In total, the British giant's total tab for the disaster, including other settlements, penalties, fees and cleaning expenses, is expected to be over $50 billion.
- U.S. weekly crude oil inventories
U.S. weekly crude oil inventories decreased for the first time in 8 weeks.
Federal Reserve officials are divided on a decision whether to raise interest rates in April, according to minutes released Wednesday from the group’s March meeting.
Federal Reserve Chair Janet Yellen said Thursday that she does not believe the U.S. economy is a bubble. At the meeting when Yellen was joined by three of her predecessors -- Ben Bernanke, Alan Greenspan and Paul Volcker – the Fed heavyweights discussed significant issues of the U.S. economy.
The global rating agency Moody's has kept Turkey's credit rating unchanged, it was announced late Friday.
Moody's downgraded ratings of three major oil companies -- Royal Dutch Shell, Total S.A., and Chevron.
- Oil production freeze
Kuwait OPEC Governor Nawal Al-Fuzaia said OPEC and major non-OPEC countries are likely to agree on an oil production freeze deal on April 17.
The week ahead
– All eyes on Doha oil price freeze meeting
All eyes will be in Doha, Qatar this week as major oil producing countries – non-OPEC Russia, OPEC heavyweight Saudi Arabia, and 13 others -- will meet on April 17 to discuss the global oil market and the plummeting prices.
Venezuela, Russia, Saudi Arabia and Qatar had first proposed in February to freeze their individual oil output at January levels to trim the glut of supply in the global market.
While Iran said it would not freeze its oil production but would increase its crude exports after the sanctions removal, it is nonetheless expected to participate in the Doha meeting on Sunday.
Meanwhile, the global crude market has already begun pricing in the positive impact of a potential successful deal at the Doha meeting and this has been reflected on crude prices. Global benchmark Brent crude climbed above $40 per barrel early Monday and American benchmark was just below $38 a barrel - both benchmarks reflecting a rising trend.
Provided there is no a sudden unexpected jump in the value of the U.S. dollar this week, or in the U.S. weekly crude oil inventory data on Wednesday, oil prices could rise to challenge the $50 per barrel mark, and may even surpass this threshold if the Doha meeting concludes successfully with an agreement on freezing output levels.
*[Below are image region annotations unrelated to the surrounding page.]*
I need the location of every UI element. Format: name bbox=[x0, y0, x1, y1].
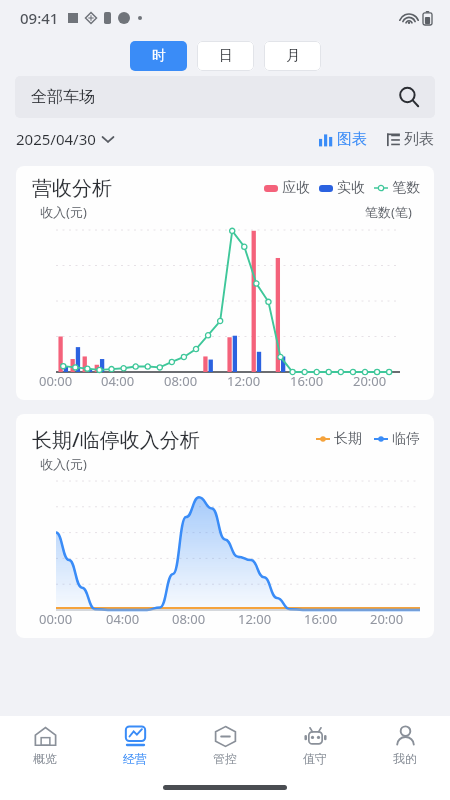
button[interactable]: 时 bbox=[130, 41, 187, 71]
staticText: 收入(元) bbox=[40, 203, 87, 221]
button[interactable]: 管控 bbox=[180, 716, 270, 774]
staticText: 00:00 bbox=[39, 372, 73, 390]
button[interactable]: 概览 bbox=[0, 716, 90, 774]
staticText: 08:00 bbox=[172, 610, 206, 628]
staticText: 04:00 bbox=[106, 610, 140, 628]
staticText: 16:00 bbox=[304, 610, 338, 628]
button[interactable]: 月 bbox=[264, 41, 321, 71]
staticText: 营收分析 bbox=[32, 176, 112, 201]
staticText: 概览 bbox=[33, 751, 57, 766]
staticText: 我的 bbox=[393, 751, 417, 766]
staticText: 笔数 bbox=[392, 179, 420, 197]
button[interactable]: 值守 bbox=[270, 716, 360, 774]
staticText: 全部车场 bbox=[31, 87, 95, 107]
staticText: 临停 bbox=[392, 430, 420, 448]
staticText: 收入(元) bbox=[40, 455, 87, 473]
button[interactable]: 列表 bbox=[387, 130, 434, 149]
button[interactable]: 日 bbox=[197, 41, 254, 71]
button[interactable]: 长期/临停收入分析 bbox=[16, 414, 434, 638]
staticText: 时 bbox=[152, 47, 166, 65]
staticText: 09:41 bbox=[20, 8, 59, 28]
staticText: 00:00 bbox=[39, 610, 73, 628]
staticText: 日 bbox=[219, 47, 233, 65]
button[interactable]: 我的 bbox=[360, 716, 450, 774]
staticText: 应收 bbox=[282, 179, 310, 197]
staticText: 12:00 bbox=[238, 610, 272, 628]
staticText: 16:00 bbox=[290, 372, 324, 390]
staticText: 04:00 bbox=[101, 372, 135, 390]
staticText: 列表 bbox=[404, 130, 434, 149]
staticText: 值守 bbox=[303, 751, 327, 766]
staticText: 2025/04/30 bbox=[16, 129, 96, 149]
other: Search bbox=[399, 87, 419, 107]
staticText: 笔数(笔) bbox=[365, 203, 412, 221]
staticText: 经营 bbox=[123, 751, 147, 766]
staticText: 月 bbox=[286, 47, 300, 65]
button[interactable]: 营收分析 bbox=[16, 166, 434, 400]
staticText: 长期/临停收入分析 bbox=[32, 426, 200, 453]
button[interactable]: 经营 bbox=[90, 716, 180, 774]
staticText: 实收 bbox=[337, 179, 365, 197]
staticText: 长期 bbox=[334, 430, 362, 448]
button[interactable]: 全部车场 bbox=[15, 76, 435, 118]
staticText: 管控 bbox=[213, 751, 237, 766]
staticText: 12:00 bbox=[227, 372, 261, 390]
button[interactable]: 图表 bbox=[319, 130, 367, 149]
staticText: 08:00 bbox=[164, 372, 198, 390]
button[interactable]: 2025/04/30 bbox=[16, 129, 114, 149]
staticText: 20:00 bbox=[353, 372, 387, 390]
staticText: 图表 bbox=[337, 130, 367, 149]
staticText: 20:00 bbox=[370, 610, 404, 628]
The recent price rise, however, is mostly psychological. Many participants of the upcoming Doha meeting have agreed to freeze their output at January levels, but the production of Saudi Arabia and Russia – the world’s top two crude producers – were at their highest levels in January. This means that their decision to freeze individual output levels will not trim any oversupply in the global market and the glut will continue to increase since global crude demand still lags behind total production, due to the economic slowdown in China and Europe.
However, the psychological effect is still important since Saudi Arabia is willing to sit and discuss low oil prices. The Kingdom refused to trim its output level during OPEC’s last three meetings in November 2014, June 2015 and December 2015.
The Saudi strategy was to continue to let oil prices fall to drive high cost producers out of the market in order to increase its share in the global market. To some extent this succeeded. Oil production in the U.S. fell by 500,000 barrels per day since April 2015, while the Russian economy encountered hardships.
- Obama’s meeting with Fed Chair
In other events this week, the U.S. President Barack Obama will meet with Federal Reserve (Fed) Chair Janet Yellen on Monday to discuss the economy and possible reforms in Wall Street.
- Retail sales, producer price index and consumer price index
Retail sales for the month of the March will be announced on Wednesday. They are expected to rise by 0.1 percent, while it fell by 0.1 percent in February.
In addition, the producer price index for March is expected to rise by 0.3 percent, as opposed to a 0.2 percent fall in February.
And, consumer price index for March is expected to rise by 0.2 percent, as opposed to a 0.2 percent decline in February.